On Jan 4, 2015, at 4:32 PM, joel jaeggli <[email protected]> wrote:
> After some dicussion last year, I have agreed to sponsor
> draft-wkumari-dhc-capport
> (https://tools.ietf.org/html/draft-wkumari-dhc-capport-07). what I'm
> looking for feeback on right now is feedback from potential
> implementors, either of client implementations of captive portal
> detection or captive portals as to:
> 
> * Whether or not this represents a reasonable optimization,
> 
> * Have we gotten the security considerations right?
> 
> * Would you use it if there was general consensus to the approach.

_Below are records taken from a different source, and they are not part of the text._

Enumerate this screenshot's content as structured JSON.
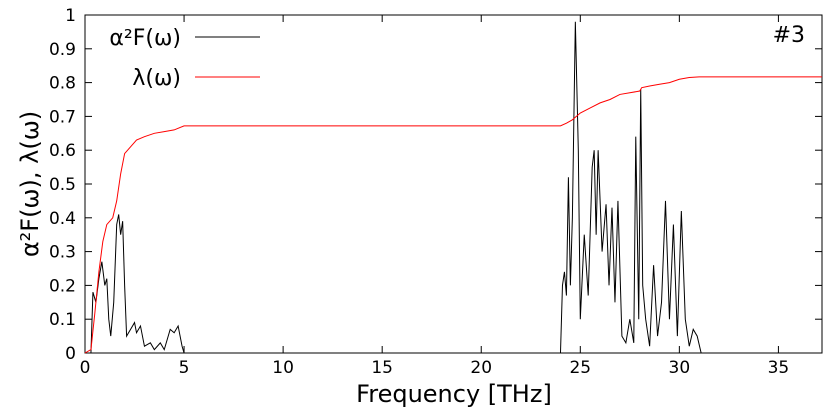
{
  "chart_data": {
    "type": "line",
    "xlabel": "Frequency [THz]",
    "ylabel": "α²F(ω), λ(ω)",
    "annotation": "#3",
    "xlim": [
      0,
      37.2
    ],
    "ylim": [
      0,
      1
    ],
    "xticks": [
      0,
      5,
      10,
      15,
      20,
      25,
      30,
      35
    ],
    "yticks": [
      0,
      0.1,
      0.2,
      0.3,
      0.4,
      0.5,
      0.6,
      0.7,
      0.8,
      0.9,
      1
    ],
    "legend": "upper left",
    "series": [
      {
        "name": "α²F(ω)",
        "color": "#000000",
        "x": [
          0,
          0.3,
          0.4,
          0.55,
          0.7,
          0.85,
          1.0,
          1.1,
          1.2,
          1.3,
          1.45,
          1.6,
          1.7,
          1.8,
          1.9,
          2.0,
          2.1,
          2.3,
          2.5,
          2.6,
          2.8,
          3.0,
          3.3,
          3.5,
          3.8,
          4.0,
          4.3,
          4.5,
          4.7,
          4.9,
          5.0,
          24.0,
          24.1,
          24.2,
          24.3,
          24.4,
          24.5,
          24.6,
          24.75,
          24.9,
          25.0,
          25.2,
          25.4,
          25.6,
          25.7,
          25.8,
          25.9,
          26.1,
          26.3,
          26.45,
          26.6,
          26.75,
          26.9,
          27.1,
          27.3,
          27.5,
          27.7,
          27.8,
          27.95,
          28.05,
          28.15,
          28.3,
          28.5,
          28.7,
          28.9,
          29.1,
          29.3,
          29.5,
          29.7,
          29.9,
          30.1,
          30.3,
          30.5,
          30.7,
          30.9,
          31.1,
          37.2
        ],
        "values": [
          0,
          0,
          0.18,
          0.15,
          0.22,
          0.27,
          0.2,
          0.22,
          0.1,
          0.05,
          0.15,
          0.38,
          0.41,
          0.35,
          0.39,
          0.2,
          0.05,
          0.07,
          0.09,
          0.06,
          0.08,
          0.02,
          0.03,
          0.01,
          0.03,
          0.01,
          0.07,
          0.06,
          0.08,
          0.02,
          0,
          0,
          0.2,
          0.24,
          0.17,
          0.52,
          0.2,
          0.4,
          0.98,
          0.6,
          0.1,
          0.35,
          0.17,
          0.55,
          0.6,
          0.35,
          0.6,
          0.3,
          0.44,
          0.2,
          0.43,
          0.15,
          0.45,
          0.05,
          0.03,
          0.1,
          0.03,
          0.64,
          0.1,
          0.78,
          0.2,
          0.1,
          0.02,
          0.26,
          0.05,
          0.15,
          0.45,
          0.1,
          0.38,
          0.05,
          0.42,
          0.1,
          0.02,
          0.07,
          0.05,
          0,
          0
        ]
      },
      {
        "name": "λ(ω)",
        "color": "#ff0000",
        "x": [
          0,
          0.3,
          0.5,
          0.7,
          0.9,
          1.1,
          1.4,
          1.6,
          1.8,
          2.0,
          2.3,
          2.6,
          3.0,
          3.5,
          4.0,
          4.5,
          5.0,
          24.0,
          24.3,
          24.6,
          25.0,
          25.5,
          26.0,
          26.5,
          27.0,
          27.5,
          28.0,
          28.1,
          28.5,
          29.0,
          29.5,
          30.0,
          30.5,
          31.0,
          37.2
        ],
        "values": [
          0,
          0.01,
          0.12,
          0.24,
          0.33,
          0.38,
          0.4,
          0.45,
          0.53,
          0.59,
          0.61,
          0.63,
          0.64,
          0.65,
          0.655,
          0.66,
          0.672,
          0.672,
          0.68,
          0.69,
          0.71,
          0.725,
          0.74,
          0.75,
          0.765,
          0.77,
          0.775,
          0.785,
          0.79,
          0.795,
          0.8,
          0.81,
          0.815,
          0.817,
          0.817
        ]
      }
    ]
  }
}
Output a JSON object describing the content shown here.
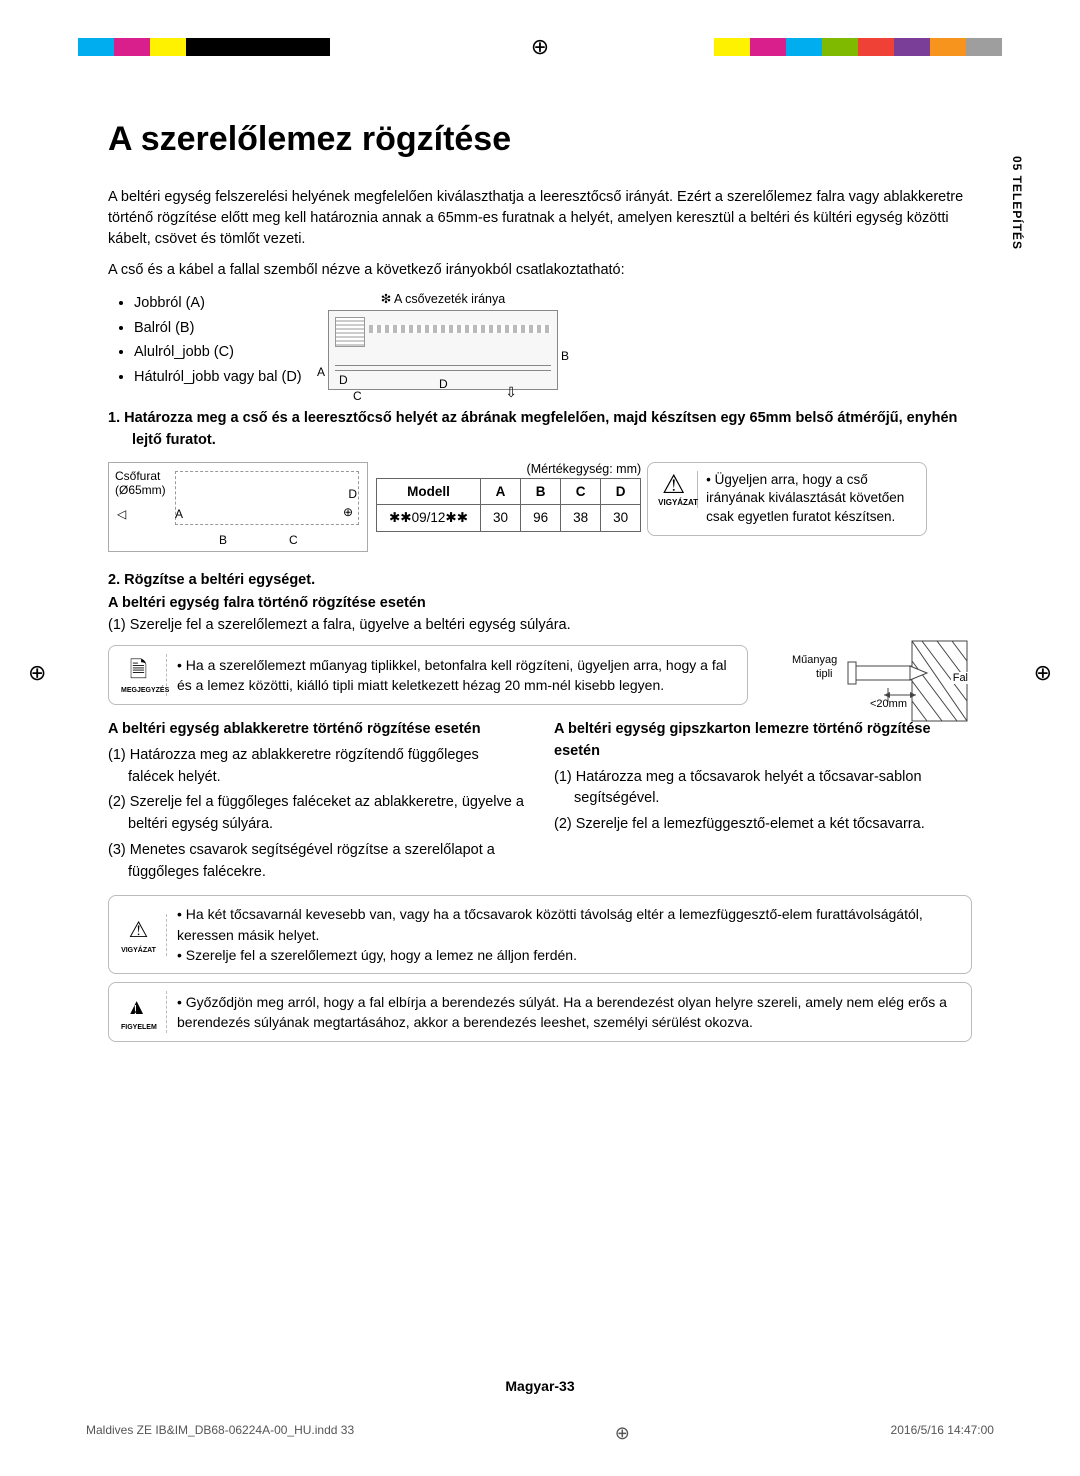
{
  "printbar": {
    "left_colors": [
      "#00aeef",
      "#d81f8c",
      "#fff200",
      "#000000",
      "#000000",
      "#000000",
      "#000000"
    ],
    "right_colors": [
      "#fff200",
      "#d81f8c",
      "#00aeef",
      "#7fba00",
      "#ef4136",
      "#7a3e98",
      "#f7941d",
      "#9e9e9e"
    ]
  },
  "sidetab": "05   TELEPÍTÉS",
  "title": "A szerelőlemez rögzítése",
  "intro1": "A beltéri egység felszerelési helyének megfelelően kiválaszthatja a leeresztőcső irányát. Ezért a szerelőlemez falra vagy ablakkeretre történő rögzítése előtt meg kell határoznia annak a 65mm-es furatnak a helyét, amelyen keresztül a beltéri és kültéri egység közötti kábelt, csövet és tömlőt vezeti.",
  "intro2": "A cső és a kábel a fallal szemből nézve a következő irányokból csatlakoztatható:",
  "directions": [
    "Jobbról (A)",
    "Balról (B)",
    "Alulról_jobb (C)",
    "Hátulról_jobb vagy bal (D)"
  ],
  "pipedir_label": "❇ A csővezeték iránya",
  "diagram_letters": {
    "a": "A",
    "b": "B",
    "c": "C",
    "d": "D",
    "d2": "D"
  },
  "step1": "1.   Határozza meg a cső és a leeresztőcső helyét az ábrának megfelelően, majd készítsen egy 65mm belső átmérőjű, enyhén lejtő furatot.",
  "drill_label1": "Csőfurat",
  "drill_label2": "(Ø65mm)",
  "unit_label": "(Mértékegység: mm)",
  "table": {
    "headers": [
      "Modell",
      "A",
      "B",
      "C",
      "D"
    ],
    "row": [
      "✱✱09/12✱✱",
      "30",
      "96",
      "38",
      "30"
    ]
  },
  "caution1": "Ügyeljen arra, hogy a cső irányának kiválasztását követően csak egyetlen furatot készítsen.",
  "caution_label": "VIGYÁZAT",
  "step2": "2.   Rögzítse a beltéri egységet.",
  "sub_wall_title": "A beltéri egység falra történő rögzítése esetén",
  "sub_wall_1": "(1) Szerelje fel a szerelőlemezt a falra, ügyelve a beltéri egység súlyára.",
  "note1": "Ha a szerelőlemezt műanyag tiplikkel, betonfalra kell rögzíteni, ügyeljen arra, hogy a fal és a lemez közötti, kiálló tipli miatt keletkezett hézag 20 mm-nél kisebb legyen.",
  "note_label": "MEGJEGYZÉS",
  "anchor": {
    "l1": "Műanyag",
    "l2": "tipli",
    "l3": "Fal",
    "l4": "<20mm"
  },
  "col_left_title": "A beltéri egység ablakkeretre történő rögzítése esetén",
  "col_left": [
    "(1) Határozza meg az ablakkeretre rögzítendő függőleges falécek helyét.",
    "(2) Szerelje fel a függőleges faléceket az ablakkeretre, ügyelve a beltéri egység súlyára.",
    "(3) Menetes csavarok segítségével rögzítse a szerelőlapot a függőleges falécekre."
  ],
  "col_right_title": "A beltéri egység gipszkarton lemezre történő rögzítése esetén",
  "col_right": [
    "(1) Határozza meg a tőcsavarok helyét a tőcsavar-sablon segítségével.",
    "(2) Szerelje fel a lemezfüggesztő-elemet a két tőcsavarra."
  ],
  "caution2_a": "Ha két tőcsavarnál kevesebb van, vagy ha a tőcsavarok közötti távolság eltér a lemezfüggesztő-elem furattávolságától, keressen másik helyet.",
  "caution2_b": "Szerelje fel a szerelőlemezt úgy, hogy a lemez ne álljon ferdén.",
  "warn_label": "FIGYELEM",
  "warn_text": "Győződjön meg arról, hogy a fal elbírja a berendezés súlyát. Ha a berendezést olyan helyre szereli, amely nem elég erős a berendezés súlyának megtartásához, akkor a berendezés leeshet, személyi sérülést okozva.",
  "footer_page": "Magyar-33",
  "footer_left": "Maldives ZE IB&IM_DB68-06224A-00_HU.indd   33",
  "footer_right": "2016/5/16   14:47:00"
}
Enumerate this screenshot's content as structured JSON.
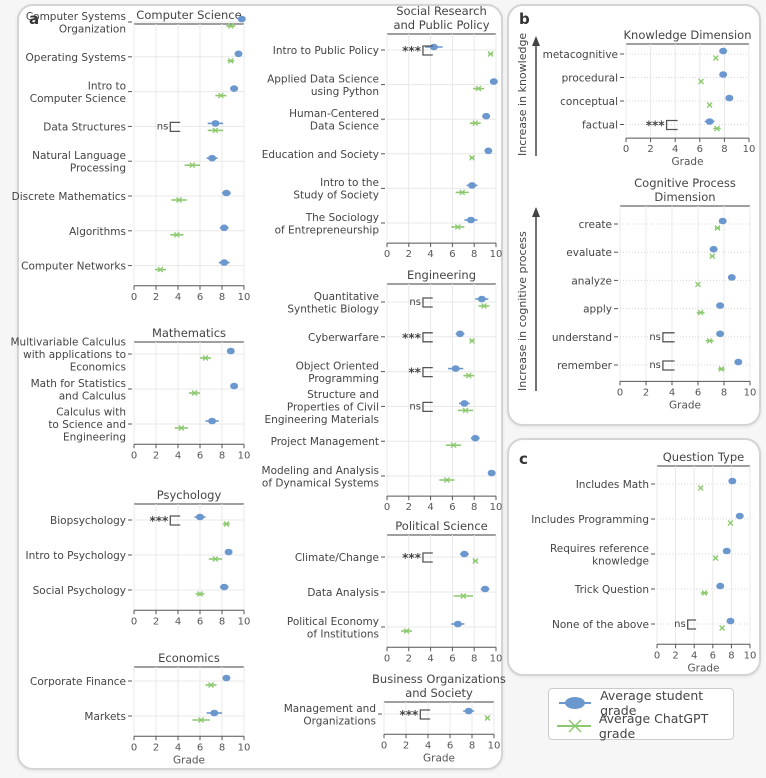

I haven't seen any responses to this.  I don't expect you'll see any "we would 
use this responses," and you shouldn't predicate this work on seeing any.   I 
think the idea is fine, although I think the requirement that the URI use an 
address literal is unnecessary.   If the implementor wants to do that, they 
can, or they can just only answer DNS queries for the local domain until the 
user authenticates.   They'd have to do that to support the redirect anyway.

I think the document has way too much explanatory text.   It's good that it's 
there for now so that people can understand the problem that this draft 
purports to solve, but it should not be in the final version.   Just explain 
how to use DHCP and ND to send this option (I think supporting it in ND is 
worthwhile, because DHCP isn't really very useful in an IPv6 hotspot 
environment).

It would be nice to talk about ways to authenticate this, e.g. PKI or DNSSEC 
certs.

I think you should run it by some people with HTTP fu to make sure that you 
haven't missed any obvious gaps, and of course run it by somebody with HTTP 
security fu to make sure there aren't any security flaws that need to be 
addressed.

I would not object to you AD-sponsoring this.   It's not in-charter for DHC, 
nor for 6man.   You should get it reviewed in both places, not just in DHC.

You may find section 5.7 of RFC 7227 useful: it would be good to make sure that 
your use of the DHCP URI option format meshes with what RFC 7227 does.   I 
didn't notice a problem, but didn't look all that carefully.